A tabela 1 apresenta alguns países selecionados e pretende dar uma boa noção da posição do Brasil em relação aos melhores e aos últimos classificados, bem como na comparação com países da América do Sul.
Tabela 1
Índice do Desenvolvimento Humano (IDH) em 2019
Posição | País | IDH 2019 |
1 | Noruega | 0,957 |
2 | Irlanda | 0,955 |
2 | Suíça | 0,955 |
4 | Hong Kong (China) | 0,949 |
4 | Islândia | 0,949 |
6 | Alemanha | 0,947 |
7 | Suécia | 0,945 |
8 | Austrália | 0,944 |
8 | Holanda | 0,944 |
10 | Dinamarca | 0,940 |
43 | Chile | 0,851 |
46 | Argentina | 0,845 |
55 | Uruguai | 0,817 |
79 | Peru | 0,777 |
83 | Colômbia | 0,767 |
84 | Brasil | 0,765 |
86 | Equador | 0,759 |
97 | Suriname | 0,738 |
103 | Paraguai | 0,728 |
107 | Bolívia | 0,718 |
110 | Belize | 0,716 |
113 | Venezuela | 0,711 |
122 | Guiana | 0,682 |
184 | Mali | 0,434 |
185 | Burundi | 0,433 |
185 | Sudão do Sul | 0,433 |
187 | Chade | 0,398 |
188 | República Centro-Africana | 0,397 |
189 | Níger | 0,394 |
Fonte: PNUD – Elaboração do autor
O IDH foi criado em 1989 por Amartya Sen, ganhador do Prêmio Nobel de Economia em 1998, e pelo economista paquistanês Mahbub ul Haq, passando imediatamente a ser aceito no mundo todo como a principal referência para definir o grau de desenvolvimento de um país. O IDH vai de 0 a 1 e é calculado todos os anos pelo PNUD com base em três critérios: (i) renda (padrão de vida medido pela Renda Nacional Bruta per capita; (ii) saúde/longevidade (vida saudável e longa, medida pela expectativa de vida); e (iii) educação (acesso ao conhecimento medido pela média de anos de educação de adultos e expectativa de anos de escolaridade para crianças na idade de iniciar a vida escolar).

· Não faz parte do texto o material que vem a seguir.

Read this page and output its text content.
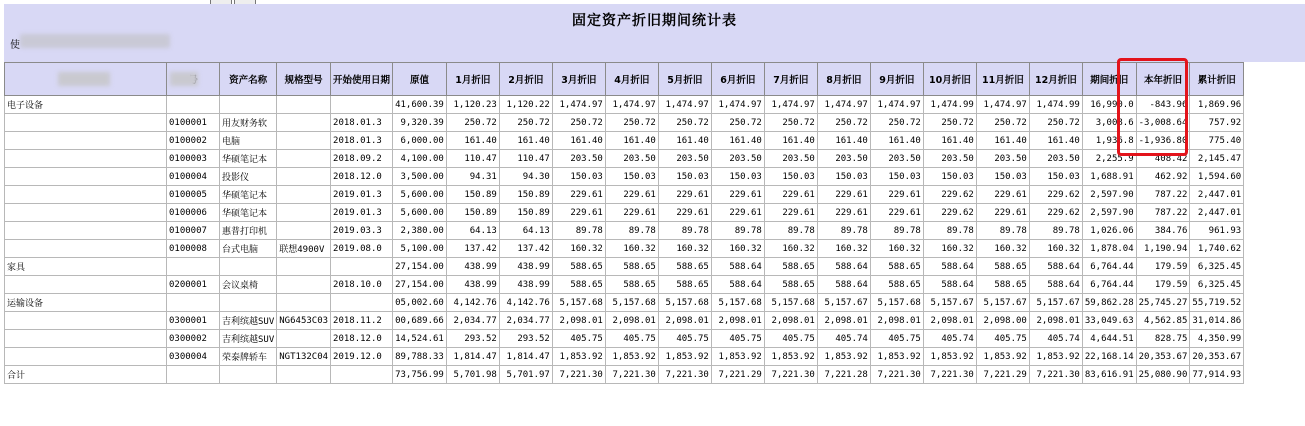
固定资产折旧期间统计表
使
		资产名称	规格型号	开始使用日期	原值	1月折旧	2月折旧	3月折旧	4月折旧	5月折旧	6月折旧	7月折旧	8月折旧	9月折旧	10月折旧	11月折旧	12月折旧	期间折旧	本年折旧	累计折旧
电子设备					41,600.39	1,120.23	1,120.22	1,474.97	1,474.97	1,474.97	1,474.97	1,474.97	1,474.97	1,474.97	1,474.99	1,474.97	1,474.99	16,990.0	-843.96	1,869.96
	0100001	用友财务软		2018.01.3	9,320.39	250.72	250.72	250.72	250.72	250.72	250.72	250.72	250.72	250.72	250.72	250.72	250.72	3,008.6	-3,008.64	757.92
	0100002	电脑		2018.01.3	6,000.00	161.40	161.40	161.40	161.40	161.40	161.40	161.40	161.40	161.40	161.40	161.40	161.40	1,936.8	-1,936.80	775.40
	0100003	华硕笔记本		2018.09.2	4,100.00	110.47	110.47	203.50	203.50	203.50	203.50	203.50	203.50	203.50	203.50	203.50	203.50	2,255.9	408.42	2,145.47
	0100004	投影仪		2018.12.0	3,500.00	94.31	94.30	150.03	150.03	150.03	150.03	150.03	150.03	150.03	150.03	150.03	150.03	1,688.91	462.92	1,594.60
	0100005	华硕笔记本		2019.01.3	5,600.00	150.89	150.89	229.61	229.61	229.61	229.61	229.61	229.61	229.61	229.62	229.61	229.62	2,597.90	787.22	2,447.01
	0100006	华硕笔记本		2019.01.3	5,600.00	150.89	150.89	229.61	229.61	229.61	229.61	229.61	229.61	229.61	229.62	229.61	229.62	2,597.90	787.22	2,447.01
	0100007	惠普打印机		2019.03.3	2,380.00	64.13	64.13	89.78	89.78	89.78	89.78	89.78	89.78	89.78	89.78	89.78	89.78	1,026.06	384.76	961.93
	0100008	台式电脑	联想4900V	2019.08.0	5,100.00	137.42	137.42	160.32	160.32	160.32	160.32	160.32	160.32	160.32	160.32	160.32	160.32	1,878.04	1,190.94	1,740.62
家具					27,154.00	438.99	438.99	588.65	588.65	588.65	588.64	588.65	588.64	588.65	588.64	588.65	588.64	6,764.44	179.59	6,325.45
	0200001	会议桌椅		2018.10.0	27,154.00	438.99	438.99	588.65	588.65	588.65	588.64	588.65	588.64	588.65	588.64	588.65	588.64	6,764.44	179.59	6,325.45
运输设备					05,002.60	4,142.76	4,142.76	5,157.68	5,157.68	5,157.68	5,157.68	5,157.68	5,157.67	5,157.68	5,157.67	5,157.67	5,157.67	59,862.28	25,745.27	55,719.52
	0300001	吉利缤越SUV	NG6453C03	2018.11.2	00,689.66	2,034.77	2,034.77	2,098.01	2,098.01	2,098.01	2,098.01	2,098.01	2,098.01	2,098.01	2,098.01	2,098.00	2,098.01	33,049.63	4,562.85	31,014.86
	0300002	吉利缤越SUV		2018.12.0	14,524.61	293.52	293.52	405.75	405.75	405.75	405.75	405.75	405.74	405.75	405.74	405.75	405.74	4,644.51	828.75	4,350.99
	0300004	荣泰牌轿车	NGT132C04	2019.12.0	89,788.33	1,814.47	1,814.47	1,853.92	1,853.92	1,853.92	1,853.92	1,853.92	1,853.92	1,853.92	1,853.92	1,853.92	1,853.92	22,168.14	20,353.67	20,353.67
合计					73,756.99	5,701.98	5,701.97	7,221.30	7,221.30	7,221.30	7,221.29	7,221.30	7,221.28	7,221.30	7,221.30	7,221.29	7,221.30	83,616.91	25,080.90	77,914.93
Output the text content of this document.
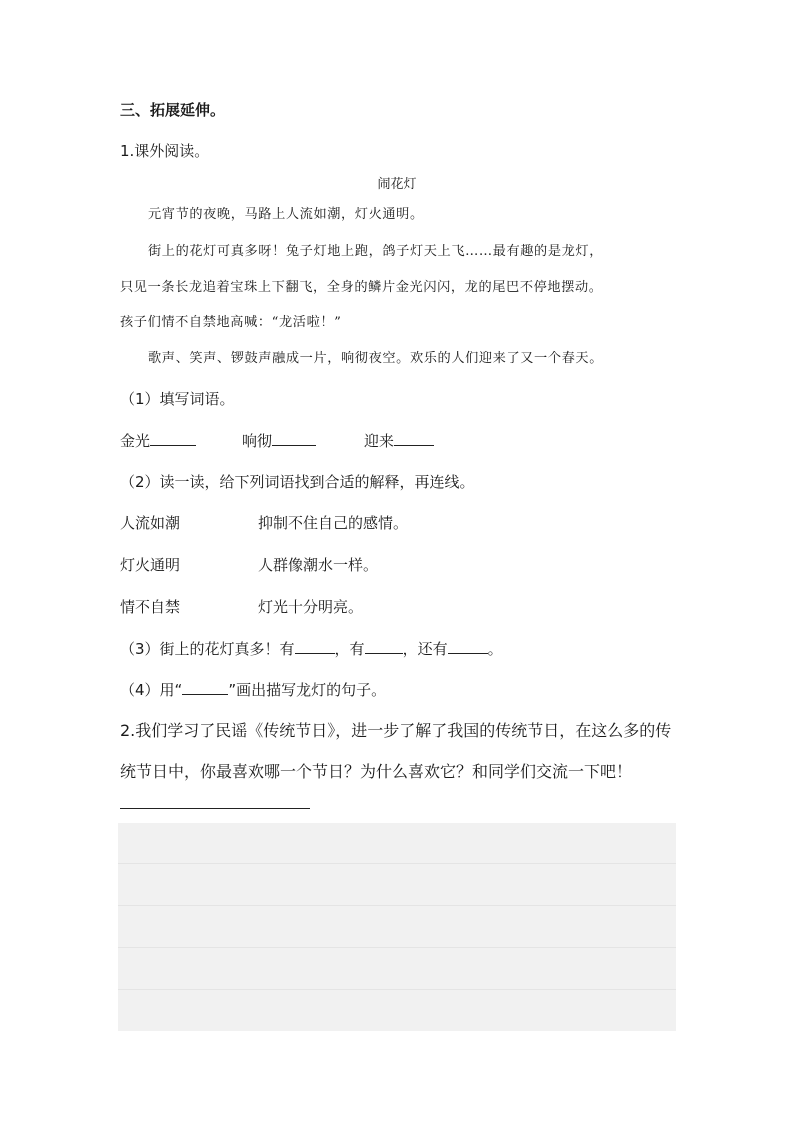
三、拓展延伸。
1.课外阅读。
闹花灯
元宵节的夜晚，马路上人流如潮，灯火通明。
街上的花灯可真多呀！兔子灯地上跑，鸽子灯天上飞……最有趣的是龙灯，
只见一条长龙追着宝珠上下翻飞，全身的鳞片金光闪闪，龙的尾巴不停地摆动。
孩子们情不自禁地高喊：“龙活啦！”
歌声、笑声、锣鼓声融成一片，响彻夜空。欢乐的人们迎来了又一个春天。
（1）填写词语。
金光	响彻	迎来
（2）读一读，给下列词语找到合适的解释，再连线。
人流如潮	抑制不住自己的感情。
灯火通明	人群像潮水一样。
情不自禁	灯光十分明亮。
（3）街上的花灯真多！有	，有	，还有	。
（4）用“	”画出描写龙灯的句子。
2.我们学习了民谣《传统节日》，进一步了解了我国的传统节日，在这么多的传
统节日中，你最喜欢哪一个节日？为什么喜欢它？和同学们交流一下吧！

Na classificação da organização, o Brasil é considerado um país de alto desenvolvimento humano numa escala que considera quatro categorias[2]: desenvolvimento muito alto; alto; médio e baixo.
O desempenho brasileiro (evolução de 0,003 em relação a 2018) foi avaliado pelo PNUD como sendo de “crescimento lento”. O Brasil não chegou a recuar nos três indicadores, mas acabou sendo ultrapassado por outros países que tiveram melhor desempenho, o que explica a perda de posições.
A principal causa da estagnação brasileira reside na falta de avanços na educação. O período de permanência das pessoas na escola ainda é o mesmo de 2016, de 15,4 anos. A média de anos de estudo teve uma pequena alta, de 7,8 anos em 2018 para 8 anos em 2019.
A expectativa de vida no país aumentou de 75,7 anos para 75,9, o que representa um aumento significativo se comparado com a avaliação de 2015, que era de 75 anos.
Novidade
A novidade contida no relatório do PNUD deste ano foi a divulgação, pela primeira vez, dos números do IDH também com um novo indicador, ajustado a partir da pressão que cada país exerce sobre o meio ambiente.
O resultado indica que os países de mais alto desenvolvimento humano são os que mais pressionam o meio ambiente.
O novo indicador, batizado de IDHP (Índice de Desenvolvimento Humano Ajustado às Pressões Planetárias), é calculado a partir do IDH do país, ponderado com duas variáveis: as emissões de gases causadores do efeito estufa e a quantidade de recursos naturais utilizados pelas cadeias de produção de cada país, proporcionalmente à sua população.
Com o resultado do IDH recalibrado pelo novo indicador, o Brasil sobe dez posições no ranking e fica em 74º entre os países do mundo.
O contrário pode ser constatado na maior parte dos países desenvolvidos, que perdem posições, pois padrões mais altos de renda e consumo costumam vir acompanhados por uma maior pressão ecológica sobre o meio ambiente.
Alguns exemplos: a Noruega, que lidera o ranking do IDH, cai 15 posições quando o indicador é ajustado a partir do índice de pressão ecológica sobre o planeta; já os Estados Unidos caem 45 posições, e a Alemanha, apenas uma.
De acordo Betina Barbosa, coordenadora da Unidade de Desenvolvimento Humano do PNUD no Brasil, “o resultado brasileiro representa um avanço lento do País no índice, mas mostra a consolidação do Brasil no grupo de países de alto IDH”, o que parece claro no gráfico 1.
Gráfico 1
Para Betina Barbosa, “se não fosse pela pandemia, a gente teria no próximo ano um melhor desempenho do IDH”. Porém, continua: “O IDH esperado para o próximo ano será um IDH que pela primeira vez no seu cálculo histórico ficará como sendo um IDH que sofreu um decréscimo”. Fechando sua avaliação, diz a pesquisadora do PNUD: “A pandemia vai ter um reflexo significativo sobre as três dimensões do desenvolvimento humano, que são as dimensões de saúde, educação e produto interno [PIB]”.
Competitividade digital
Antes de concluir este artigo, gostaria de comentar também os resultados de outro relatório, menos relevante do que o do PNUD, que foi divulgado em outubro, despertando pouca atenção dos analistas, preocupados prioritariamente com a volatilidade da economia e a proximidade das eleições municipais.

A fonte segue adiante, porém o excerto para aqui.